Staying Safe on Big Water

Door County may not be on an ocean, but don’t be mistaken - Lake Michigan is big water.

As incredible as these waters can be for recreation, they can also change from calm to threatening at a moment’s notice. That’s why you should always be prepared when embarking on an adventure on the lake.

Here are some safety tips that everyone taking part in water recreation should have in mind every time they push off from shore.

  1. Check the weather. It may look sunny and calm, but wind can pick up and storms roll in with little visible warning. Check what’s in the forecast for the next several hours, specifically wind condition and waves, but also water temperature. The waters of Lake Michigan, especially off the peninsula’s eastern shore, can be chilly even in mid-summer.
  2. Make a plan. Anytime you head out on the water, let someone know you are heading out, and when you expect to be back on shore, and let them know you’ll contact them when you’re there. Tim Pfleiger of Door County Adventure Center said your float plan should Include how many people are in the party, color of vessels and color of personal flotation devices. He also suggests putting a copy of the float plan in the windshield of your vehicle.
  3. Go with someone. This isn’t always possible, but if you have the option, go out with a friend.
  4. Wear your safety vest. Don’t ditch it on shore, don’t just bring it with you. You won’t have a chance to put it on if disaster strikes. Wear a properly fitted Coast Guard-approved personal flotation device. Pack your personal gear, such as your cell phone, in a waterproof bag and tie it to your boat so you don’t lose it if you capsize.
  5. Bring a signaling device such as a whistle, flashlight or cell phone.
  6. Know your craft. Not all kayaks are meant for big water or bad weather. Learn the limitations of your kayak, canoe, or boat. Pfleiger provides an example: “If you’re paddling a traditional kayak that requires a spray deck, then you should have a spray deck on it so the water doesn’t come into your cockpit and cause instability and possible capsizing.”
  7. Stay near shore. Lake Michigan is BIG water. Keep the shore in sight at all times. Even a little wind can create wave action that makes it difficult to get back to shore, and bad weather can quickly make it difficult to navigate and find your bearings on the water.

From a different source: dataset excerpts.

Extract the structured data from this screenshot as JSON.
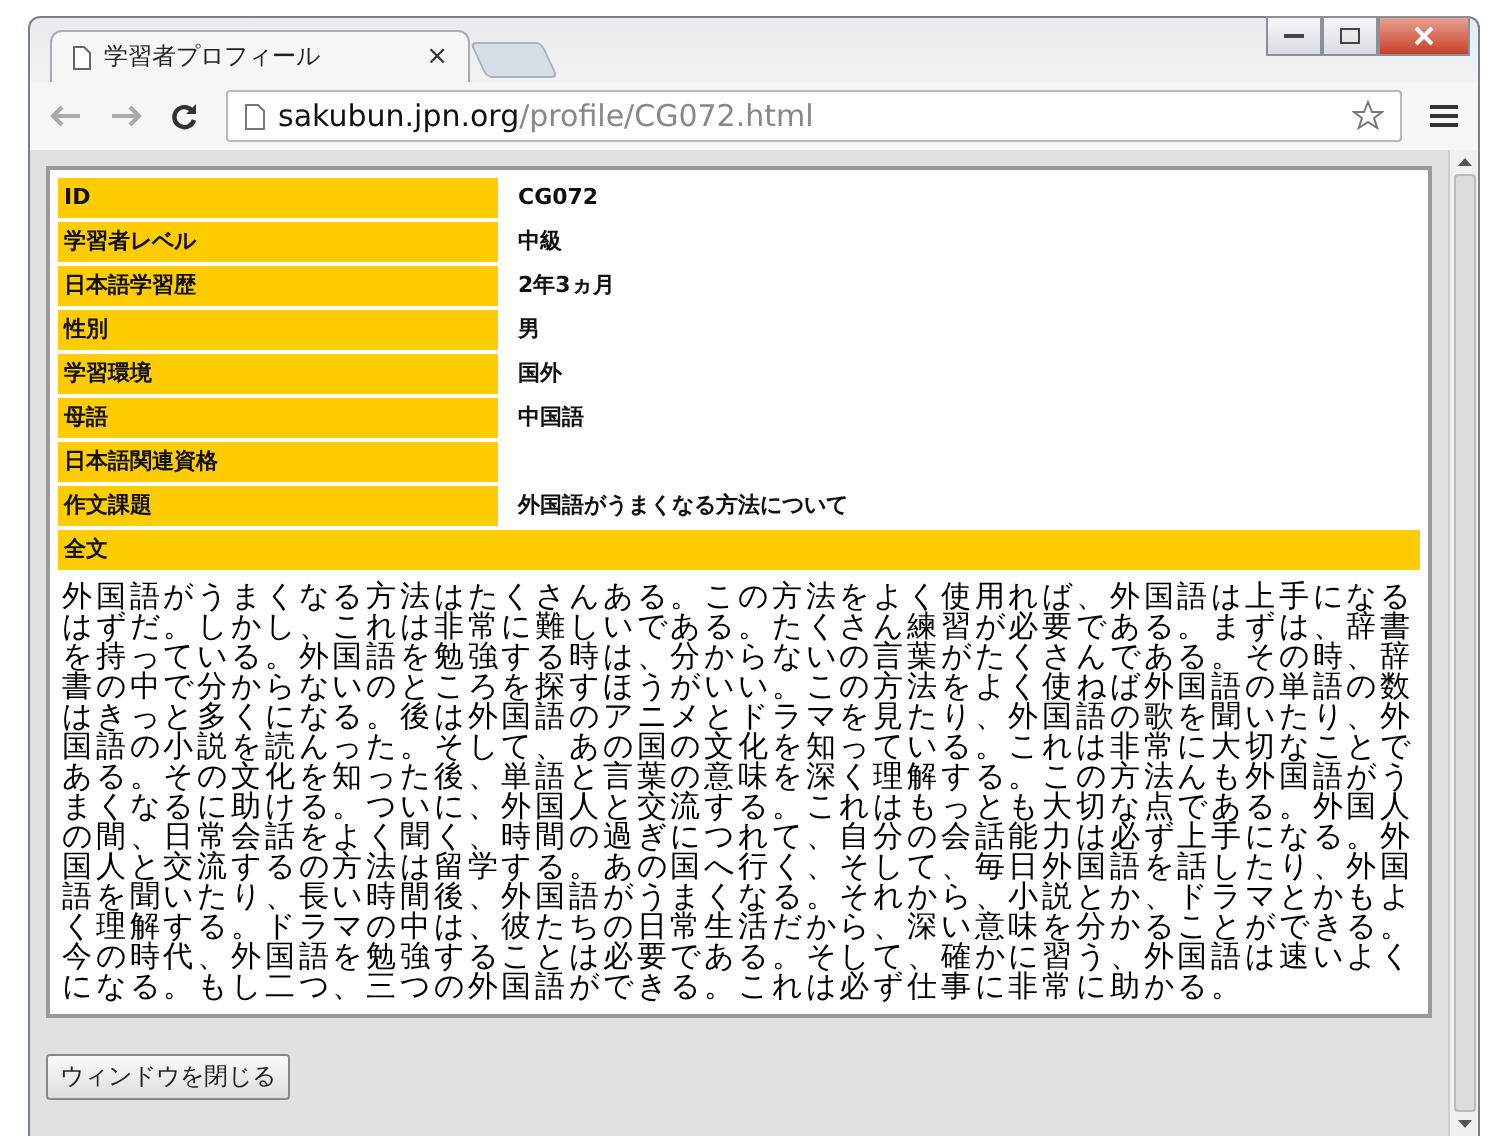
{
  "browser": {
    "tab_title": "学習者プロフィール",
    "tab_close": "×",
    "url_host": "sakubun.jpn.org",
    "url_path": "/profile/CG072.html"
  },
  "profile": {
    "rows": [
      {
        "label": "ID",
        "value": "CG072"
      },
      {
        "label": "学習者レベル",
        "value": "中級"
      },
      {
        "label": "日本語学習歴",
        "value": "2年3ヵ月"
      },
      {
        "label": "性別",
        "value": "男"
      },
      {
        "label": "学習環境",
        "value": "国外"
      },
      {
        "label": "母語",
        "value": "中国語"
      },
      {
        "label": "日本語関連資格"
      },
      {
        "label": "作文課題",
        "value": "外国語がうまくなる方法について"
      }
    ],
    "full_text_label": "全文",
    "essay": "外国語がうまくなる方法はたくさんある。この方法をよく使用れば、外国語は上手になるはずだ。しかし、これは非常に難しいである。たくさん練習が必要である。まずは、辞書を持っている。外国語を勉強する時は、分からないの言葉がたくさんである。その時、辞書の中で分からないのところを探すほうがいい。この方法をよく使ねば外国語の単語の数はきっと多くになる。後は外国語のアニメとドラマを見たり、外国語の歌を聞いたり、外国語の小説を読んった。そして、あの国の文化を知っている。これは非常に大切なことである。その文化を知った後、単語と言葉の意味を深く理解する。この方法んも外国語がうまくなるに助ける。ついに、外国人と交流する。これはもっとも大切な点である。外国人の間、日常会話をよく聞く、時間の過ぎにつれて、自分の会話能力は必ず上手になる。外国人と交流するの方法は留学する。あの国へ行く、そして、毎日外国語を話したり、外国語を聞いたり、長い時間後、外国語がうまくなる。それから、小説とか、ドラマとかもよく理解する。ドラマの中は、彼たちの日常生活だから、深い意味を分かることができる。今の時代、外国語を勉強することは必要である。そして、確かに習う、外国語は速いよくになる。もし二つ、三つの外国語ができる。これは必ず仕事に非常に助かる。"
  },
  "close_button": "ウィンドウを閉じる"
}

Here are some additional tips from the U.S. Coast Guard Auxiliary on what to do in an emergency.

  • If you can’t get to shore or back in your kayak, do not swim because you will lose body heat even faster. Floating in your PFD is your best bet.
  • In 70-degree water, you can survive for about 18 hours while floating with a PFD, or for about 13 hours treading water.
  • In 55-degree water, the survival window is 3.5 hours floating in a PFD, three hours treading water, and two hours swimming.
  • In 35-degree water, the survival window is less than two hours floating in a PFD, one hour and 25 minutes treading water, and about 45 minutes swimming.
  • If you are wearing a PFD, bring your knees to your chest to try to contain body heat. If you are with others, huddle together to save heat. If you are wearing a Type 3 life vest, do not draw up your knees. Instead, keep your legs together and arms at your side while leaning back to keep your face out of the water.